Lady Duff Gordon speaks of Egypt as “the palimpsest in which the Bible is written over Herodotus, and the Koran over that.” At this period it was in the middle stage of this classification. The modern Copt most resembles the ancient Egyptian; the nose and eyes are the same as in the profiles in the tombs and temples. The fellah woman of the present, it is said, walks around the ancient statues in order to have children, and the customs at birth and burial are the same as in ancient times. Of marriage customs of the past less is known, as we have to bear in mind, than of their funeral ceremonies. The genuine Egyptian had a bronze colored skin, recognizing a brother countryman at a glance and despising black, yellow and even white skins; the queen herself, being of ancient race, may have indulged this feeling; certainly it was most apparent in her haughty son.

Was Queen Tuaa beautiful, good looks being usually thought an important part of the claims of a royal bride to her position, a picture, often flattered, being the only means a royal suitor had to judge of his future wife? Curtis thus describes a beautiful Egyptian: “The Greek Venus was sea born, but our Egyptian is sun born. The brown blood of the sun burns along her veins—the soul of the sun streams shaded from her eyes.” Fascinating are the almond-eyes of Egyptian women, bordered black with the kohl, whose intensity accords with the sumptuous passion that mingles moist and languid with their light; Eastern eyes are full of moonlight. Eastern beauty is a dream of passionate possibility. Was the queen perchance of this temperament: “I am of a silent disposition. I never tell what I see. I spoil not the sweetness of my fruits by vain tattling.” For posterity, at least, she has proved so, for we know little of her.

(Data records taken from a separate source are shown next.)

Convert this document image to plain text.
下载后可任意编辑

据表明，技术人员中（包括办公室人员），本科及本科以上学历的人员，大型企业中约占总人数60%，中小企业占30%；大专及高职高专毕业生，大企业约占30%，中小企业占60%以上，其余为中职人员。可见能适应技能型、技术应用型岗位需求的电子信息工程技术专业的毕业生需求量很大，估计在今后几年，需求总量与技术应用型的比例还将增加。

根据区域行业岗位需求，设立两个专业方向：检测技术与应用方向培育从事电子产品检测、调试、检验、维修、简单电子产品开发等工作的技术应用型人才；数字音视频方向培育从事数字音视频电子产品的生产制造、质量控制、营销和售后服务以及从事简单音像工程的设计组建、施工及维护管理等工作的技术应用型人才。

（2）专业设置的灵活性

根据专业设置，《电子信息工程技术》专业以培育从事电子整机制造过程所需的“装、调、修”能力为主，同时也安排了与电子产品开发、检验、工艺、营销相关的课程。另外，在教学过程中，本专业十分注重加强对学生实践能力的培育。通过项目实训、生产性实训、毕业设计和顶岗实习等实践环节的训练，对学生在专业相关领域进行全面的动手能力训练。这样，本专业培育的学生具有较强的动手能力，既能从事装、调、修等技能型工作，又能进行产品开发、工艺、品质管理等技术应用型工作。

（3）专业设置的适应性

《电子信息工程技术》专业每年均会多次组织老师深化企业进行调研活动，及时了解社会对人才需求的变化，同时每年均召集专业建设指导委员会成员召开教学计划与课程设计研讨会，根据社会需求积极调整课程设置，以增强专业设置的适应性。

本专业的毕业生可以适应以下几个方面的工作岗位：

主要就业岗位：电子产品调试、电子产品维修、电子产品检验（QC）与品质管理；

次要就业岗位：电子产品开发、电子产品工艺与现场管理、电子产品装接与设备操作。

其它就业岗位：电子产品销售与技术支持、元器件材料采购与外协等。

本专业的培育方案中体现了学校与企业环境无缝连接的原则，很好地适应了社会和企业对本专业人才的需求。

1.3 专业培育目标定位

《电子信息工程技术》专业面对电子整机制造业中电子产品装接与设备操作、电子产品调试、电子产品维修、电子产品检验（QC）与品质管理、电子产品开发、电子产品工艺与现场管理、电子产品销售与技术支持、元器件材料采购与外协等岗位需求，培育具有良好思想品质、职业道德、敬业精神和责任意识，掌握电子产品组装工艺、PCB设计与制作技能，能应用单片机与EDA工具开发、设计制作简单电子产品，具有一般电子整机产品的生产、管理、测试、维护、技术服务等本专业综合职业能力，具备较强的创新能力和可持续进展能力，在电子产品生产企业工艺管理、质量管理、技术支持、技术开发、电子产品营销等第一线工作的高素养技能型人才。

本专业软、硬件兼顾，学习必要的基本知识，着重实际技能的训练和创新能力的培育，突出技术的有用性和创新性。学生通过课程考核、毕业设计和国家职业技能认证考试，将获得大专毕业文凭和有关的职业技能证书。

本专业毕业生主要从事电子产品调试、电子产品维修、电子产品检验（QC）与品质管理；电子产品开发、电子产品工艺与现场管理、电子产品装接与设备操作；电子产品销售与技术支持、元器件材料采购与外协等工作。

The chief, if not the only picture of Queen Tuaa, is in the temple of Goornah or El Kurn-neh, which is described as a memorial edifice, like the Medici Chapel in Florence. Begun by Seti I, as a memorial to Rameses I, it was completed by Rameses II. They were handsome men of a Dantesque type, and their mothers and wives probably fair women, the men, especially, different in appearance from the preceding race. Rameses I was the tutelary deity of the shrine. He stands swathed and crowned like Osiris, with the pointed and upturned beard peculiar to the gods, worshipped, in one picture, by his own son, Seti I, and in another by his grandson, Rameses II.

“In Egypt every man,” especially if he were of royal birth, “received, after death, by courtesy, the title of Osiris, because it was hoped he had attained blessedness in the bosom of the god.”